I don't know if you have ever considered a therapeutic wilderness program for your son. Because he is over the age of 18, he would have to agree and buy into the idea. The program my son just went through has a separate program for young adults. I would be happy to share information with you offline as I'm sure it would violate some rules to discuss it here. I think it would help him get to know himself better and get to the root of why he is self medicating to the point of addiction. We were extremely happy with the program.
 

toughlovin

Well-Known Member
As far as a kid using and having a car and using. I totally agree with you on principal RN... however I was fooled ( as I think many parents are) because my son was working. I knew he was using sometimes but I thought he was doing it when he was alone and in his room... and not when he was out working.
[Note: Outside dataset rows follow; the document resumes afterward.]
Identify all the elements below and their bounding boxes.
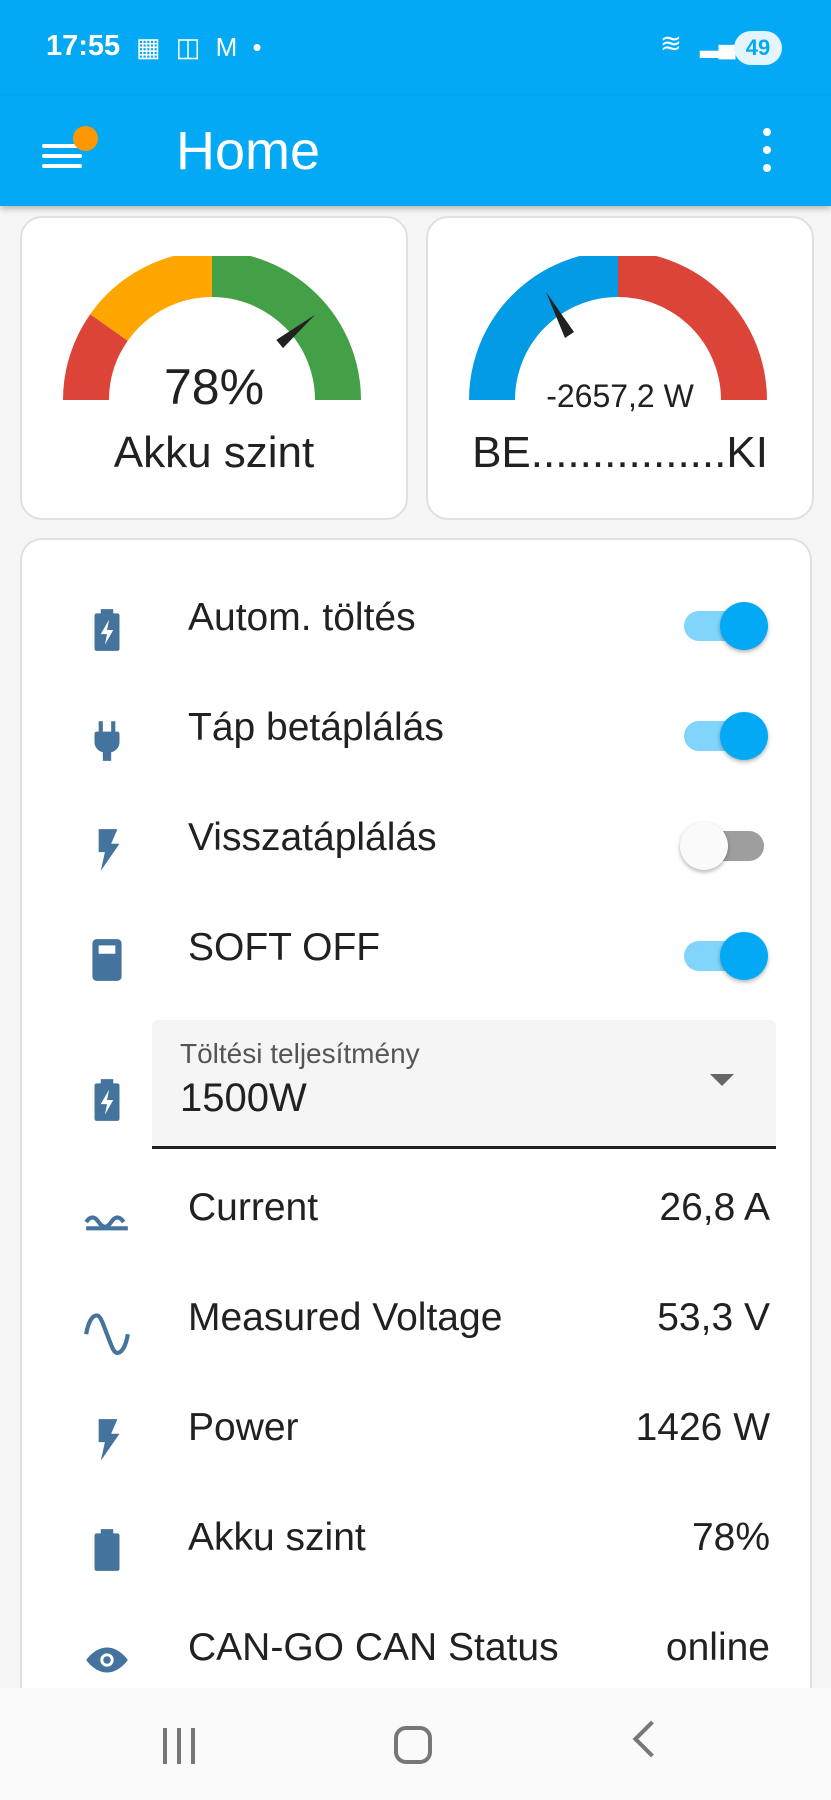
gauge-name: Akku szint (113, 428, 315, 477)
app-bar: Home (0, 96, 831, 206)
sine-wave-icon (84, 1313, 130, 1356)
sensor-row-akku-szint[interactable]: Akku szint 78% (22, 1490, 810, 1600)
sensor-row-power[interactable]: Power 1426 W (22, 1380, 810, 1490)
recents-button[interactable] (163, 1728, 199, 1764)
lightning-bolt-icon (98, 1419, 120, 1461)
battery-icon (94, 1529, 120, 1571)
dropdown-arrow-icon[interactable] (710, 1074, 734, 1086)
wifi-icon: ≋ (660, 28, 682, 58)
eye-icon (86, 1647, 128, 1673)
status-bar: 17:55 ▦ ◫ M • ≋ ▂▄ 49 (0, 0, 831, 96)
toggle-row-visszataplalas[interactable]: Visszatáplálás (22, 790, 810, 900)
page-title: Home (176, 121, 321, 181)
toggle-row-soft-off[interactable]: SOFT OFF (22, 900, 810, 1010)
battery-box-icon (92, 939, 122, 981)
gauge-name: BE................KI (472, 428, 768, 477)
sensor-label: CAN-GO CAN Status (188, 1626, 559, 1669)
lightning-bolt-icon (98, 829, 120, 871)
battery-charging-icon (94, 1079, 120, 1121)
battery-charging-icon (94, 609, 120, 651)
toggle-label: Táp betáplálás (188, 706, 444, 749)
sensor-value: 78% (691, 1516, 770, 1559)
gauge-value: 78% (163, 359, 265, 415)
toggle-switch[interactable] (682, 708, 768, 764)
system-nav-bar (0, 1688, 831, 1800)
more-options-icon[interactable] (752, 120, 782, 180)
toggle-row-tap-betaplalas[interactable]: Táp betáplálás (22, 680, 810, 790)
battery-status: 49 (734, 31, 782, 65)
back-button[interactable] (632, 1720, 670, 1758)
sensor-value: 1426 W (635, 1406, 770, 1449)
notification-dot (73, 126, 98, 151)
toggle-switch[interactable] (682, 598, 768, 654)
sensor-label: Current (188, 1186, 319, 1229)
power-gauge-card[interactable]: -2657,2 W BE................KI (426, 216, 814, 520)
charging-power-select[interactable]: Töltési teljesítmény 1500W (152, 1020, 776, 1149)
select-value: 1500W (180, 1076, 307, 1120)
sensor-row-voltage[interactable]: Measured Voltage 53,3 V (22, 1270, 810, 1380)
toggle-switch[interactable] (682, 928, 768, 984)
toggle-row-autom-toltes[interactable]: Autom. töltés (22, 570, 810, 680)
signal-icon: ▂▄ (700, 31, 736, 58)
sensor-row-current[interactable]: Current 26,8 A (22, 1160, 810, 1270)
status-time: 17:55 (46, 30, 121, 62)
current-ac-icon (84, 1215, 128, 1231)
home-button[interactable] (394, 1726, 432, 1764)
sensor-label: Power (188, 1406, 299, 1449)
battery-gauge-card[interactable]: 78% Akku szint (20, 216, 408, 520)
power-plug-icon (94, 721, 120, 761)
menu-icon[interactable] (42, 126, 98, 176)
sensor-value: 26,8 A (659, 1186, 770, 1229)
entities-card: Autom. töltés Táp betáplálás Visszatáplá… (20, 538, 812, 1700)
sensor-value: online (665, 1626, 770, 1669)
select-label: Töltési teljesítmény (180, 1038, 420, 1069)
sensor-value: 53,3 V (657, 1296, 770, 1339)
sensor-label: Akku szint (188, 1516, 366, 1559)
toggle-switch[interactable] (680, 818, 766, 874)
notification-icons: ▦ ◫ M • (136, 32, 266, 62)
sensor-label: Measured Voltage (188, 1296, 503, 1339)
toggle-label: Visszatáplálás (188, 816, 437, 859)
gauge-value: -2657,2 W (546, 378, 694, 414)
toggle-label: Autom. töltés (188, 596, 416, 639)
toggle-label: SOFT OFF (188, 926, 381, 969)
Actually in general I dont think he was using when he was working but he was thinking about rehab and wanted one last hight and went and got drugs, used and drove.... and crashed into a telephone pole. He was found by the police totally out of it and was arrested. I was completely horrified and so entirely thankful that it was a one car accident and he didnt kill someone. Like you said that would have been on my head and I dont know how I would ever have gotten over that. Really I don’t. And I don’t know how he would have dealt with that either. Instead he totalled the car, lost his liscence and spent a couple weeks in jail until he got into treatment. Now he is trying to do what he needs to do to get his liscence back.... and talks about when that happens and he is working saving money for a car. I am expecting he will want us to help him get a car..... but my feeling is we went down that road and it is not a risk I am willing to take again. I am just so thankful no one was hurt.